Il rapporto degli italiani con i libri? Giudicate voi.

Ecco i dati del Rapporto sull’Acquisto e la Lettura di libri (marzo 2011) commissionato dal Centro per il libro e la lettura alla Nielsen Company.

Nell’ultimo trimestre del 2010 un italiano su tre ha acquistato e letto almeno un libro, mentre 6,8 milioni di persone ne hanno acquistati più di 3.

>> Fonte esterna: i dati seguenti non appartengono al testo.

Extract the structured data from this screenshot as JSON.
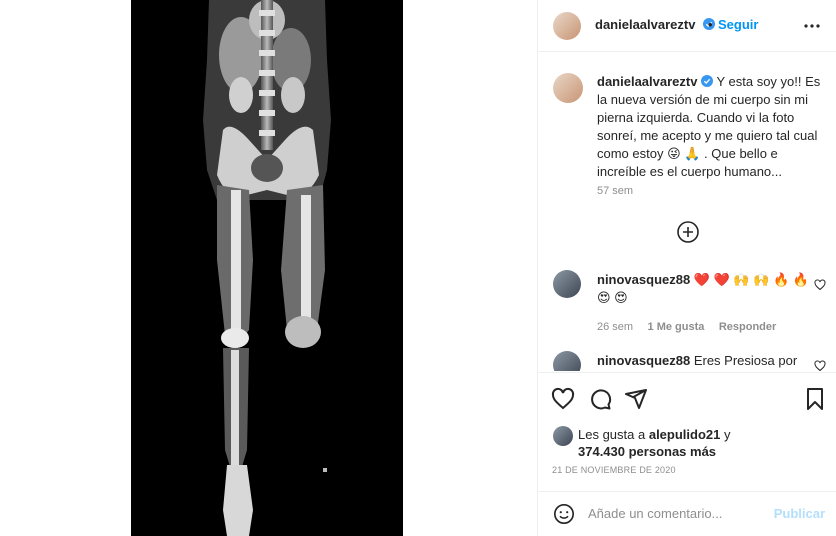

Qual è il profilo del lettore italiano?

E’ laureato o diplomato, risiede prevalentemente nel Nord e Centro Italia, è giovane (25-34 anni) ed è… donna! La lettura piace alla popolazione femminile nel 34% dei casi, contro il 31% degli uomini.

Al primo posto per indice di gradimento, la narrativa. Non a caso, la narrativa femminile chick lit va alla grande. A seguire, tutti gli altri generi. Da notare: il 76% degli acquirenti si indirizza sugli autori italiani!